Like its American counterpart, TRAIN has given rise to questions about fiscal-policy consistency. The flagship fiscal measure of the Duterte administration, TRAIN was touted as a measure that would bring relief to millions of Filipino middle-class taxpayers. True to its billing, the measure that emerged from Malacanang exempted all Filipinos earning annually P250,000 or less—the Bureau of Internal Revenue says that that covers around 99 percent of all income earners – from having to file an income tax return (ITR). But if they thought that they were now better off financially, those income earners were wrong. In classic retrieve-with-the-right-hand-what-you-give-with-the-left fashion, the Department of Finance (DoF) raised the taxes on sales of products which are major components of the cost of living of middle-class and poor Filipinos.

This has left economists asking themselves what TRAIN really seeks to achieve. What do the fiscal policymakers really want to accomplish with TRAIN? Do they want to give the middle class and the poor real relief from taxation? If they do, why raise, at the same time, the excise taxes on electricity and transportation, which figure importantly in their daily living expenses? Do the fiscal policymakers—DoF and Congress—really believe that the Filipino middle-class folk cannot see through what TRAIN is doing —simultaneously benefiting them (with an income tax exemption) and screwing them (with higher excise taxes)?

Questions have also been raised about the wisdom of deliberately reducing government income-tax revenue at a time when the Duterte administration is embarking on a very ambitious infrastructure program. Considering that P3.1 trillion price-tag of “Build, Build, Build,” wasn’t it more advisable to concentrate on revenue-raising —yes, bring on the tax increases on motor vehicles and cosmetic repair jobs—rather than on tax-relief-giving?

This brings me back to the theme of this piece, which I laid down at the outset.

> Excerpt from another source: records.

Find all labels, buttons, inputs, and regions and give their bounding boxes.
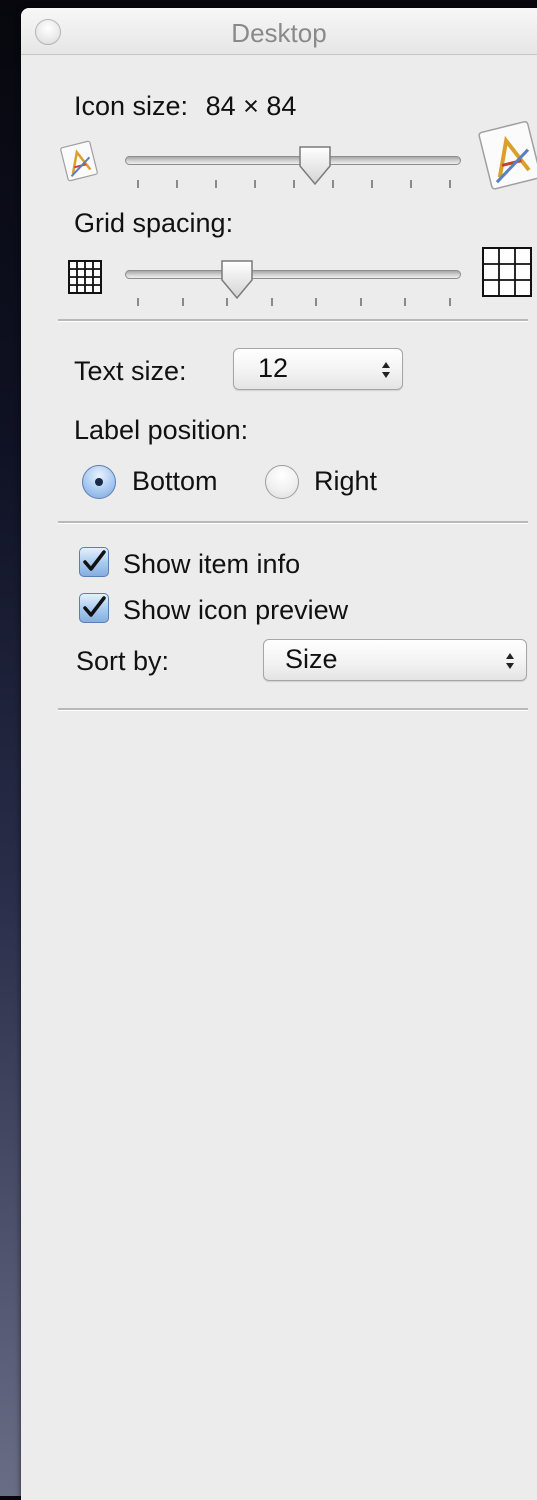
app-document-large-icon	[478, 120, 537, 190]
icon-size-label: Icon size: 84 × 84	[74, 91, 296, 122]
sort-by-value: Size	[285, 644, 338, 674]
slider-tick	[215, 180, 217, 188]
app-document-small-icon	[60, 140, 98, 182]
grid-spacing-slider-knob[interactable]	[219, 258, 255, 302]
text-size-label: Text size:	[74, 356, 187, 386]
slider-tick	[449, 180, 451, 188]
slider-tick	[410, 180, 412, 188]
radio-right-label[interactable]: Right	[314, 466, 377, 497]
separator-2	[58, 521, 528, 524]
show-item-info-label[interactable]: Show item info	[123, 549, 300, 580]
show-icon-preview-checkbox[interactable]	[79, 593, 109, 623]
slider-tick	[270, 298, 273, 306]
slider-tick	[404, 298, 407, 306]
sort-by-label: Sort by:	[76, 646, 170, 676]
grid-small-icon	[68, 260, 102, 294]
slider-tick	[371, 180, 373, 188]
checkmark-icon	[83, 596, 106, 617]
text-size-value: 12	[258, 353, 289, 383]
separator-1	[58, 319, 528, 322]
popup-arrows-icon	[382, 362, 390, 378]
label-position-label: Label position:	[74, 415, 249, 445]
window-title: Desktop	[231, 18, 327, 48]
radio-right[interactable]	[265, 465, 299, 499]
radio-bottom-label[interactable]: Bottom	[132, 466, 218, 497]
icon-size-slider-ticks	[137, 180, 451, 188]
icon-size-slider-track[interactable]	[125, 156, 461, 165]
grid-spacing-slider-track[interactable]	[125, 270, 461, 279]
slider-tick	[226, 298, 229, 306]
separator-3	[58, 708, 528, 711]
show-icon-preview-label[interactable]: Show icon preview	[123, 595, 348, 626]
text-size-popup[interactable]: 12	[233, 348, 403, 390]
slider-tick	[176, 180, 178, 188]
radio-bottom[interactable]	[82, 465, 116, 499]
grid-large-icon	[482, 247, 532, 297]
checkmark-icon	[83, 550, 106, 571]
slider-tick	[181, 298, 184, 306]
view-options-window: Desktop Icon size: 84 × 84 Grid spacing:…	[21, 8, 537, 1500]
slider-tick	[315, 298, 318, 306]
sort-by-popup[interactable]: Size	[263, 639, 527, 681]
slider-tick	[254, 180, 256, 188]
slider-tick	[137, 298, 139, 306]
icon-size-label-text: Icon size:	[74, 91, 189, 121]
window-titlebar[interactable]: Desktop	[21, 8, 537, 55]
show-item-info-checkbox[interactable]	[79, 547, 109, 577]
desktop-background: { "window": { "title": "Desktop" }, "ico…	[0, 0, 537, 1500]
slider-tick	[359, 298, 362, 306]
icon-size-value: 84 × 84	[205, 91, 297, 121]
slider-tick	[332, 180, 334, 188]
grid-spacing-label: Grid spacing:	[74, 208, 234, 238]
grid-spacing-slider-ticks	[137, 298, 451, 306]
slider-tick	[449, 298, 451, 306]
popup-arrows-icon	[506, 653, 514, 669]
slider-tick	[293, 180, 295, 188]
slider-tick	[137, 180, 139, 188]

Labeling a tax program as reformist does not make it reformist. Whether or not it truly deserves to be called a tax reform program depends on whether it fulfills one of two criteria, or both. Those criteria, to repeat, are (1) whether the program changes, entirely or largely, the profile of a tax system and (2) whether the program corrects, in broad fashion, the inequities or economic irrationalities of the existing tax system. In my view, the newly approved “tax reform” program of the Duterte and Trump administrations fulfill neither criterion.